COMSA Rail Transport was set up in 2002, and was the first private company in Spain to acquire a license for the de-monopolized rail system. A subsidiary operated in Poland as 'Fer Polska'.

The firm GMF (Gestíon de Maquinaria Ferroviaria) managed the groups rolling stock including the track infrastructure equipment (track tampers etc.).

=== Other business activities ===
- The 'CUMESA' and 'Ubladesa' companies were involved in quarrying/mining of aggregates
- 'TRAVIPOS' – a joint venture with Rail.One GmbH produced precast concrete sleepers and other structures for the rail industry.

== International operations ==
COMSA Corporación operates in 20 countries. The group has presence in Europe (Andorra, Croatia, Denmark, Spain, France, Latvia, Lithuania, Poland, Portugal, Sweden, Switzerland), Latin America (Brazil, Chile, Colombia, Mexico, Paraguay, Peru, Uruguay) and North Africa (Algeria, Morocco).

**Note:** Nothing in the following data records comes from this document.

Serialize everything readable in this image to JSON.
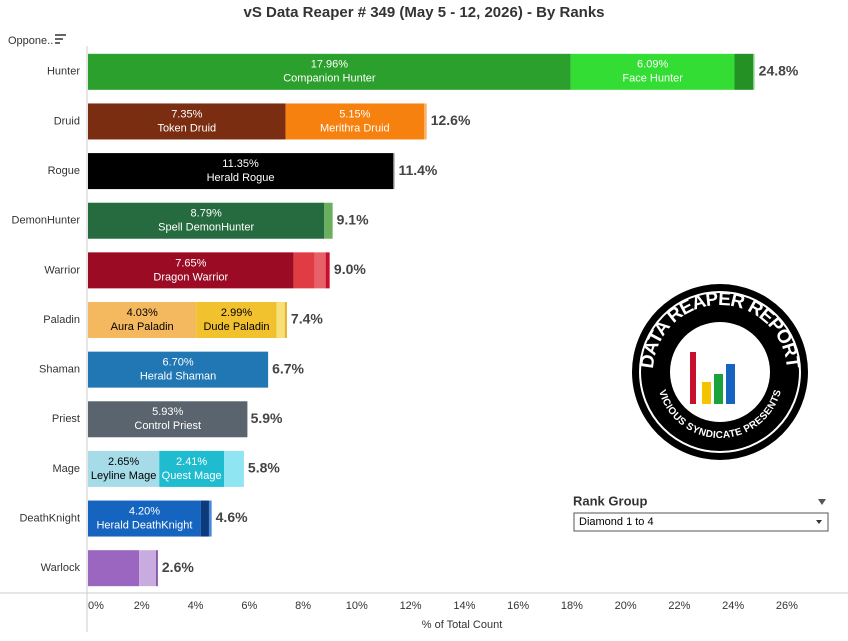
{
  "chart_data": {
    "type": "stacked-bar",
    "orientation": "horizontal",
    "title": "vS Data Reaper # 349 (May 5 - 12, 2026) - By Ranks",
    "y_label": "Oppone..",
    "x_label": "% of Total Count",
    "categories": [
      "Hunter",
      "Druid",
      "Rogue",
      "DemonHunter",
      "Warrior",
      "Paladin",
      "Shaman",
      "Priest",
      "Mage",
      "DeathKnight",
      "Warlock"
    ],
    "bars": [
      {
        "segments": [
          {
            "name": "Companion Hunter",
            "value": 17.96,
            "value_label": "17.96%",
            "color": "#2ca02c"
          },
          {
            "name": "Face Hunter",
            "value": 6.09,
            "value_label": "6.09%",
            "color": "#33dd33"
          },
          {
            "value": 0.7,
            "color": "#249124"
          },
          {
            "value": 0.05,
            "color": "#8fd88f"
          }
        ],
        "total": 24.8,
        "total_label": "24.8%"
      },
      {
        "segments": [
          {
            "name": "Token Druid",
            "value": 7.35,
            "value_label": "7.35%",
            "color": "#7b2d12"
          },
          {
            "name": "Merithra Druid",
            "value": 5.15,
            "value_label": "5.15%",
            "color": "#f7810f"
          },
          {
            "value": 0.1,
            "color": "#f9b26a"
          }
        ],
        "total": 12.6,
        "total_label": "12.6%"
      },
      {
        "segments": [
          {
            "name": "Herald Rogue",
            "value": 11.35,
            "value_label": "11.35%",
            "color": "#000000"
          },
          {
            "value": 0.05,
            "color": "#777777"
          }
        ],
        "total": 11.4,
        "total_label": "11.4%"
      },
      {
        "segments": [
          {
            "name": "Spell DemonHunter",
            "value": 8.79,
            "value_label": "8.79%",
            "color": "#256b3f"
          },
          {
            "value": 0.31,
            "color": "#6aaf5e"
          }
        ],
        "total": 9.1,
        "total_label": "9.1%"
      },
      {
        "segments": [
          {
            "name": "Dragon Warrior",
            "value": 7.65,
            "value_label": "7.65%",
            "color": "#9b0c24"
          },
          {
            "value": 0.78,
            "color": "#e03c44"
          },
          {
            "value": 0.41,
            "color": "#e86068"
          },
          {
            "value": 0.15,
            "color": "#c8102e"
          }
        ],
        "total": 9.0,
        "total_label": "9.0%"
      },
      {
        "segments": [
          {
            "name": "Aura Paladin",
            "value": 4.03,
            "value_label": "4.03%",
            "color": "#f4b95e"
          },
          {
            "name": "Dude Paladin",
            "value": 2.99,
            "value_label": "2.99%",
            "color": "#f2c12e"
          },
          {
            "value": 0.3,
            "color": "#f7e07a"
          },
          {
            "value": 0.08,
            "color": "#e8b02a"
          }
        ],
        "total": 7.4,
        "total_label": "7.4%"
      },
      {
        "segments": [
          {
            "name": "Herald Shaman",
            "value": 6.7,
            "value_label": "6.70%",
            "color": "#2176b4"
          }
        ],
        "total": 6.7,
        "total_label": "6.7%"
      },
      {
        "segments": [
          {
            "name": "Control Priest",
            "value": 5.93,
            "value_label": "5.93%",
            "color": "#59646e"
          }
        ],
        "total": 5.9,
        "total_label": "5.9%"
      },
      {
        "segments": [
          {
            "name": "Leyline Mage",
            "value": 2.65,
            "value_label": "2.65%",
            "color": "#a6dce8"
          },
          {
            "name": "Quest Mage",
            "value": 2.41,
            "value_label": "2.41%",
            "color": "#1fbcd0"
          },
          {
            "value": 0.74,
            "color": "#8fe6f2"
          }
        ],
        "total": 5.8,
        "total_label": "5.8%"
      },
      {
        "segments": [
          {
            "name": "Herald DeathKnight",
            "value": 4.2,
            "value_label": "4.20%",
            "color": "#1565c0"
          },
          {
            "value": 0.3,
            "color": "#0d3a7a"
          },
          {
            "value": 0.1,
            "color": "#4a8ad8"
          }
        ],
        "total": 4.6,
        "total_label": "4.6%"
      },
      {
        "segments": [
          {
            "value": 1.9,
            "color": "#9a66c0"
          },
          {
            "value": 0.63,
            "color": "#c8acdf"
          },
          {
            "value": 0.07,
            "color": "#8a56b0"
          }
        ],
        "total": 2.6,
        "total_label": "2.6%"
      }
    ],
    "xlim": [
      0,
      27.9
    ],
    "xticks": [
      {
        "value": 0,
        "label": "0%"
      },
      {
        "value": 2,
        "label": "2%"
      },
      {
        "value": 4,
        "label": "4%"
      },
      {
        "value": 6,
        "label": "6%"
      },
      {
        "value": 8,
        "label": "8%"
      },
      {
        "value": 10,
        "label": "10%"
      },
      {
        "value": 12,
        "label": "12%"
      },
      {
        "value": 14,
        "label": "14%"
      },
      {
        "value": 16,
        "label": "16%"
      },
      {
        "value": 18,
        "label": "18%"
      },
      {
        "value": 20,
        "label": "20%"
      },
      {
        "value": 22,
        "label": "22%"
      },
      {
        "value": 24,
        "label": "24%"
      },
      {
        "value": 26,
        "label": "26%"
      }
    ],
    "grid": false
  },
  "filter": {
    "title": "Rank Group",
    "value": "Diamond 1 to 4"
  },
  "logo": {
    "title": "DATA REAPER REPORT",
    "subtitle": "VICIOUS SYNDICATE PRESENTS"
  }
}
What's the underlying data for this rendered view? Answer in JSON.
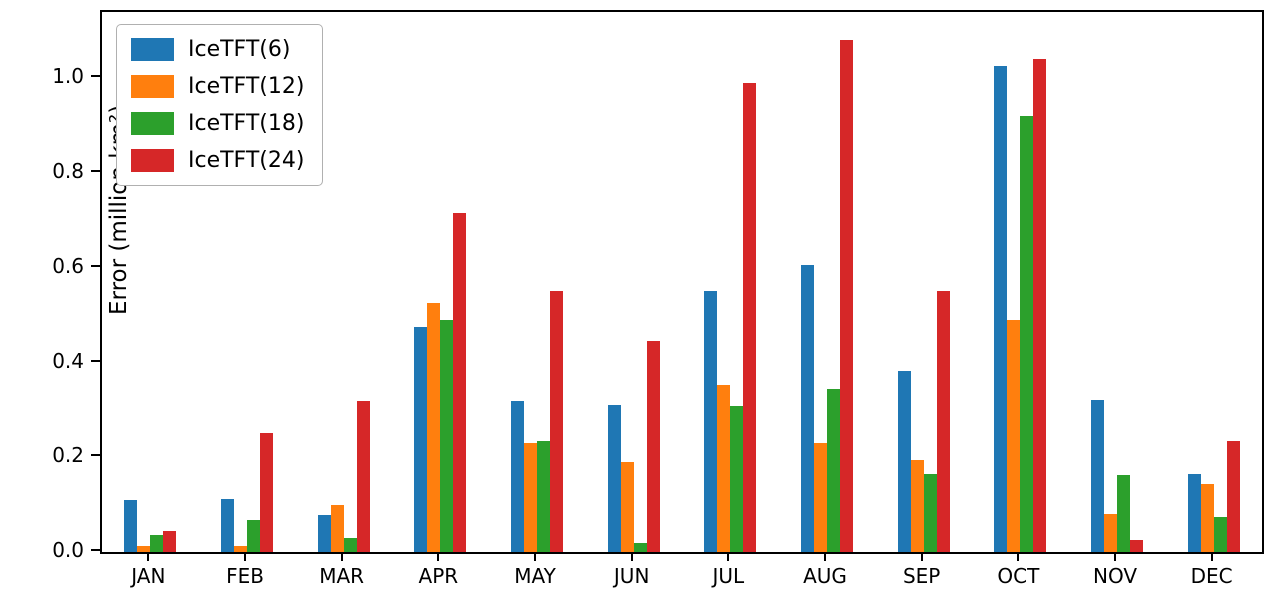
{
  "chart_data": {
    "type": "bar",
    "title": "",
    "xlabel": "",
    "ylabel": "Error (million km²)",
    "ylim": [
      0,
      1.14
    ],
    "yticks": [
      0.0,
      0.2,
      0.4,
      0.6,
      0.8,
      1.0
    ],
    "ytick_labels": [
      "0.0",
      "0.2",
      "0.4",
      "0.6",
      "0.8",
      "1.0"
    ],
    "grid": false,
    "legend_position": "upper-left",
    "categories": [
      "JAN",
      "FEB",
      "MAR",
      "APR",
      "MAY",
      "JUN",
      "JUL",
      "AUG",
      "SEP",
      "OCT",
      "NOV",
      "DEC"
    ],
    "series": [
      {
        "name": "IceTFT(6)",
        "color": "#1f77b4",
        "values": [
          0.11,
          0.112,
          0.078,
          0.475,
          0.318,
          0.31,
          0.55,
          0.605,
          0.382,
          1.025,
          0.32,
          0.165
        ]
      },
      {
        "name": "IceTFT(12)",
        "color": "#ff7f0e",
        "values": [
          0.012,
          0.012,
          0.1,
          0.525,
          0.23,
          0.19,
          0.352,
          0.23,
          0.195,
          0.49,
          0.08,
          0.143
        ]
      },
      {
        "name": "IceTFT(18)",
        "color": "#2ca02c",
        "values": [
          0.035,
          0.068,
          0.03,
          0.49,
          0.235,
          0.02,
          0.308,
          0.345,
          0.165,
          0.92,
          0.163,
          0.073
        ]
      },
      {
        "name": "IceTFT(24)",
        "color": "#d62728",
        "values": [
          0.045,
          0.252,
          0.318,
          0.715,
          0.55,
          0.445,
          0.99,
          1.08,
          0.55,
          1.04,
          0.025,
          0.235
        ]
      }
    ]
  }
}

Some of the subsidiaries of the group were operated in Poland, Portugal, Argentina, Australia and Chile:

=== Argentina ===
The rail infrastructure subsidiary COMSA de Argentina was created in 1994.

===Australia===
COMSA had a 40% shareholding in MVM Rail, with Macmahon Holdings purchasing the other 60% in January 2006. It undertakes most aspects of railway infrastructure work including signalling and overhead cable installation. Outside Australia MVM has worked on rail projects in Southeast Asian countries. The company was founded in 1992 by COMSA and Valditerra of Italy.

=== Chile ===
The rail infrastructure subsidiary COMSA de Chile was created in 1995.

=== Poland ===
COMSA owned a majority share in the three subsidiaries that make up the company Trakcja Polska:
- PKRE – involved out the design and implementation of railway electrical power systems.
- PKRiI (Przedsiębiorstwo Robót Kolejowych i Inżynieryjnych SA) The companies' main line of business was the groundwork for and installation of railway track and associated infrastructure.
- PRK7 (Przedsiębiorstwo Robót Komunikacyjnych 7 S.A) became part of Trakcja Polska in 2007; the company specialises in public building construction and in rail and tramway creation and repair.

=== Portugal ===
Fergrupo (FERGRUPO, Construções e Técnicas Ferroviárias, S.A.) was founded in 1989 as a venture between stockholders COMSA, the Italian company Valditerra Spa and the Portuguese company R. Delerue. The company carries out all aspects of railway infrastructure building and maintenance projects.